By Jane Buckley
On Thursday, November 17, nine days after the election of Donald Trump shook our school, our country, and the world by securing the title of president-elect of the United States, the Yale International Relations Association (YIRA) hosted a discussion on Trump’s foreign policy. Addressing those who were in attendance, Kelsi Caywood (TD ’18) eloquently introduced the event, reminding the audience that, while this was an opportunity to foster a discussion about international relations, it was not an opportunity to condone hateful rhetoric. Loosely quoting an email the Yale College Council had sent out earlier in the day, she told us that “regardless of which candidate you supported for the presidency, we can all agree that we must take a stand against this appalling and divisive language both here at Yale and in our hometowns.” An optimistic start to an evening of lively political discussion, YIRA set a positive tone to kick off their event.
After the introduction, YIRA split us up into two groups, each with a different moderator, based on the large number of people in attendance. I headed downstairs with Stephen Herzog, a Yale Ph.D. student studying international security. Mr. Herzog has an impressive background, including directing security programs for the U.S. Department of Energy’s National Nuclear Security Administration.
Mr. Herzog gave a brief introduction, and what followed was an animated discussion, covering most of the major controversial topics of Trump’s foreign policy plans. While most of the students in the room seemed to be concerned about a Trump presidency—one girl, for example was proudly donning a Hillary Clinton sticker on her laptop—there were some interesting and thoughtful comments that went past surface-level denouncements of Trumps, and delved deeper into trying to understand his foreign policy from all angles. A common agreement in the room seemed to be that while Trump had made some distressing promises during the campaign, such as retracting the Iran nuclear deal, it was largely campaign rhetoric, promises that Trump likely will not go through with or will mitigate. Overall, however, there was a general tone of mistrust and pessimism surrounding peoples’ visions of a Trump-led country. Mr. Herzog guided a balanced discussion, pushing people to think through their answers fully and to give the other side of the argument a chance.

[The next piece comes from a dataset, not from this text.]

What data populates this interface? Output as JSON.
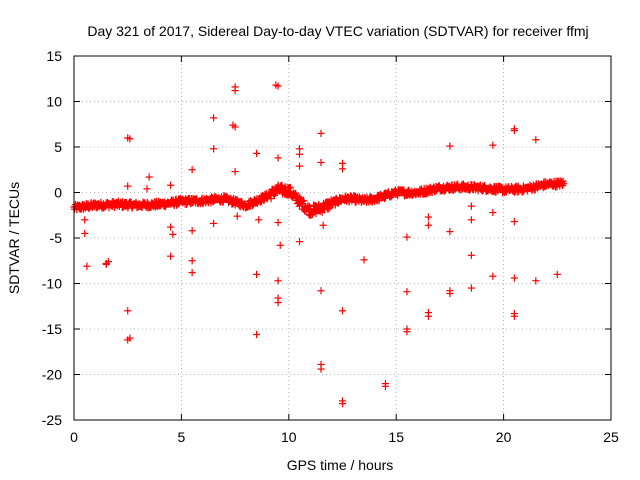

I followed up with Mr. Herzog after the meeting to get some of his viewpoints on the issues we discussed. As much as I admired his ability to run the discussion based solely on the students’ comments, I was also interested to hear what he had to say as I knew he must have opinions formed by his background and studies. Mr. Herzog seemed to agree with the majority of the students, that “given [Trump’s] campaign rhetoric, maintaining healthy skepticism…seems wise, but so does reserving judgment until some of his plans become clearer. Much of that will depend on the military and diplomatic experts he chooses to appoint.” Like the students in attendance, Mr. Herzog’s advice seems to be to just to wait and see.
During the YIRA event, Mr. Herzog posed to his group the question: “Should allies of the U.S. be concerned?” Responses were generally pessimistic. However, I returned the question to him, for which he has a much more balanced answer. While acknowledging that “abandoning long-term U.S. allies and encouraging nuclear proliferation would almost certainly have destabilizing effects in East Asia and the Middle East,” he pointed out that “Trump has now taken great strides to assure U.S. allies of the vitality of security alliances since winning the presidency,” a positive sign in our relations with allies.
Ultimately, the event was well-run, well-moderated and resulted in an interesting discussion leaving me with a lot to think about. YIRA impressed me with their organization and obviously positive reputation judging by the number of people who attended. YIRA and the moderators did a really good job of making sure both sides of each argument were examined before drawing conclusions, showing an overall sense of open-mindedness. I was surprised by the amount of people who were willing to look past the many policies of Trump’s that many condemn. As both YCC and YIRA reminded us, nothing can be accomplished through hate and disunity. We must come together to work towards what we see as important and worthy causes, and strive for love and compassion no matter what.